RockSalt boosts app security

A new tool developed by a team of Harvard researchers could step up security and ensure enhanced performance for commonly used Web and mobile applications, The Times of India reports.

Called RockSalt, the clever bit of code can verify that native computer programming languages comply with a particular security policy.

Tech2 says the use of native code, especially in an online environment, opens up the door to hackers who can exploit vulnerabilities and readily gain access to other parts of a computer or device. An initial solution to this problem was offered over a decade ago by computer scientists at the University of California, Berkeley, who developed software fault isolation (SFI), according to a Harvard statement.

SFI forces native code to "behave" by rewriting machine code to limit itself to functions that fall within particular parameters. This "sandbox process" sets up a contained environment for running native code. A separate "checker" programme can then ensure that the executable code adheres to regulations before running the program.

"When a user opens an external application, such as Gmail or Angry Birds, Web browsers such as Google Chrome typically run the programme's code in an intermediate and safer language, such as JavaScript," says Greg Morrisett, professor of computer science at the Harvard School of Engineering and Applied Sciences (SEAS).

Presented at the ACM Conference on Programming Language Design and Implementation (PLDI), in Beijing, RockSalt was created by Morrisett, Allen B Cutting, professor of computer science at SEAS, two of his undergraduate students, Edward Gan and Joseph Tassarotti, former postdoctoral fellow Jean-Baptiste Tristan (now at Oracle), and Gang Tan of Lehigh University, Science Daily states.

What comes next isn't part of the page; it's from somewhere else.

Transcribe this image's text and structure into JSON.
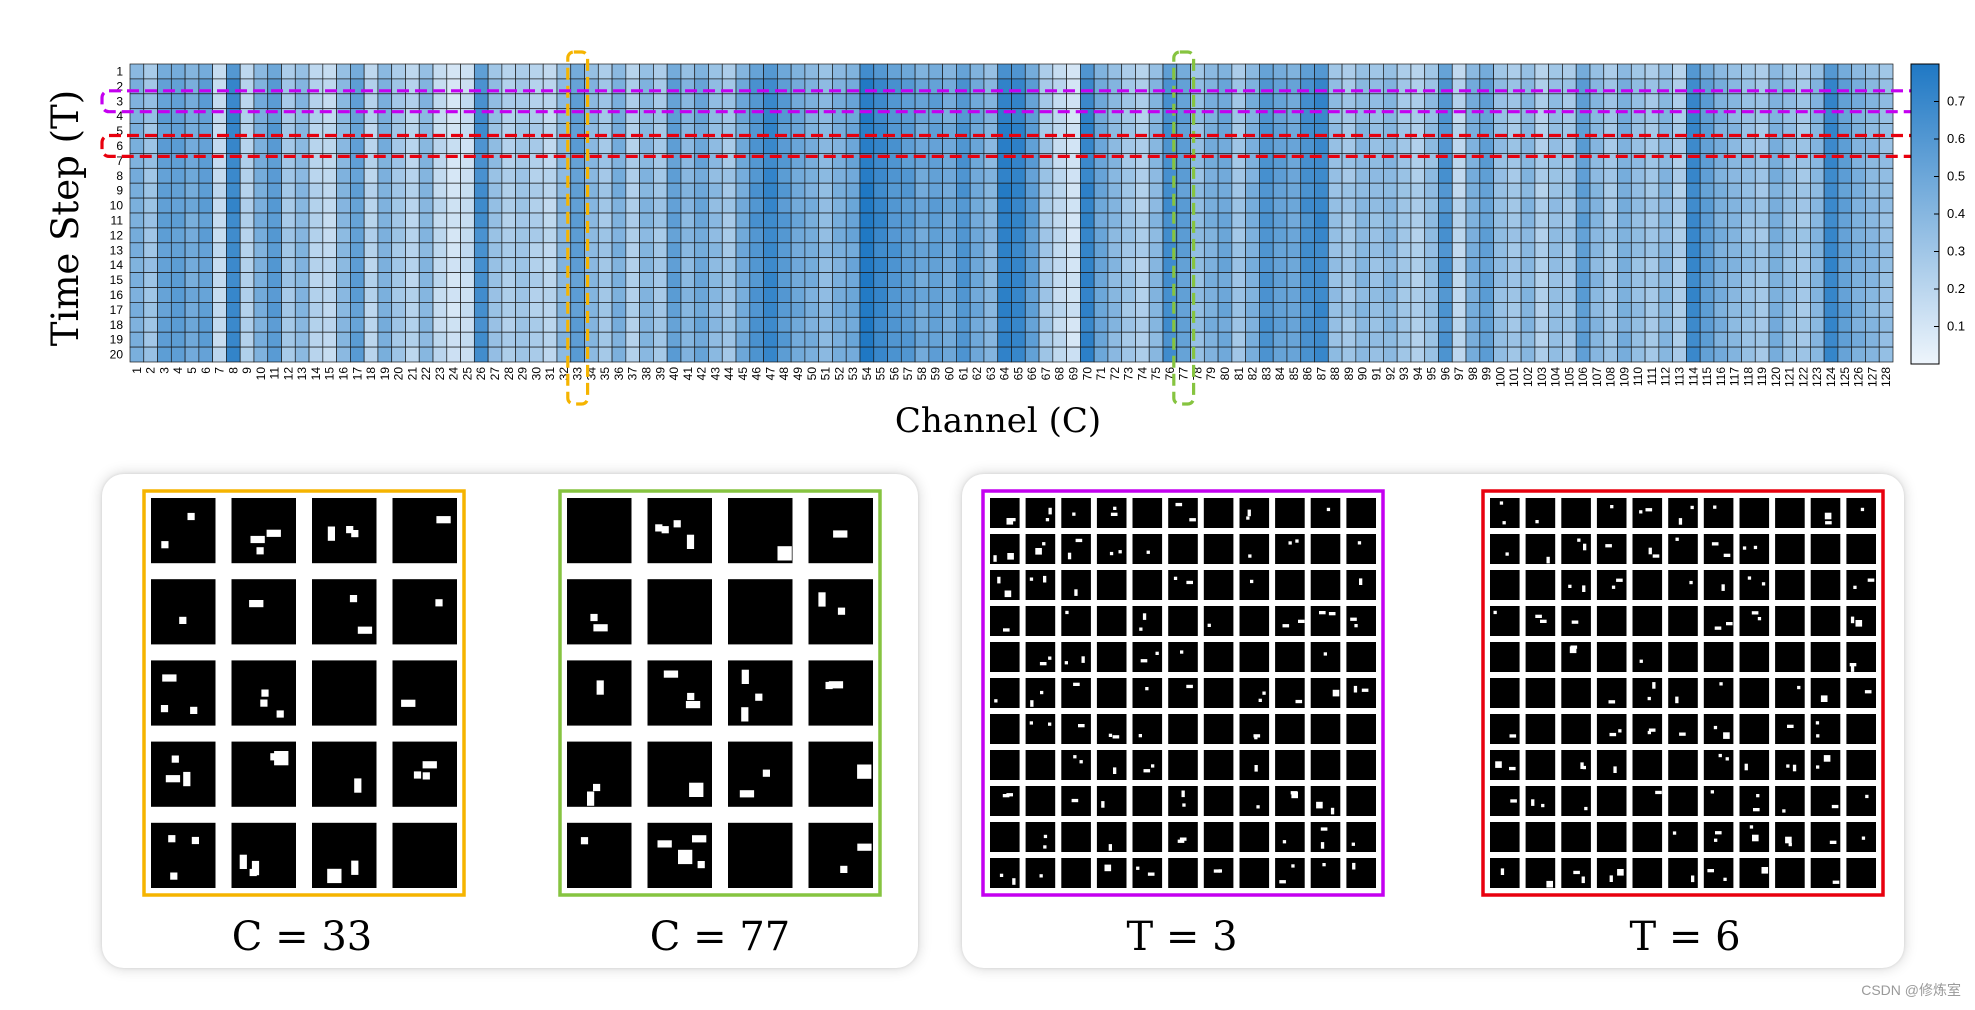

When bugs and vulnerabilities were found in the checker for NaCl, Google sent out a call to arms. Morrisett took on the challenge, turning the problem into an opportunity for his students. The result was RockSalt.

RockSalt comprises a mere 80 lines of code, as compared to the 600 lines of the original Google native code checker. The new checker is also faster, and, to date, no vulnerabilities have been uncovered. The tool offers tremendous advantages to programmers and users alike, allowing programmers to code in any language, compile it to native executable code, and secure it without going through intermediate languages such as JavaScript, and even to cross back and forth between Java and native code. This allows coders to choose the benefits of multiple languages, such as using one to ensure portability while using others to enhance performance.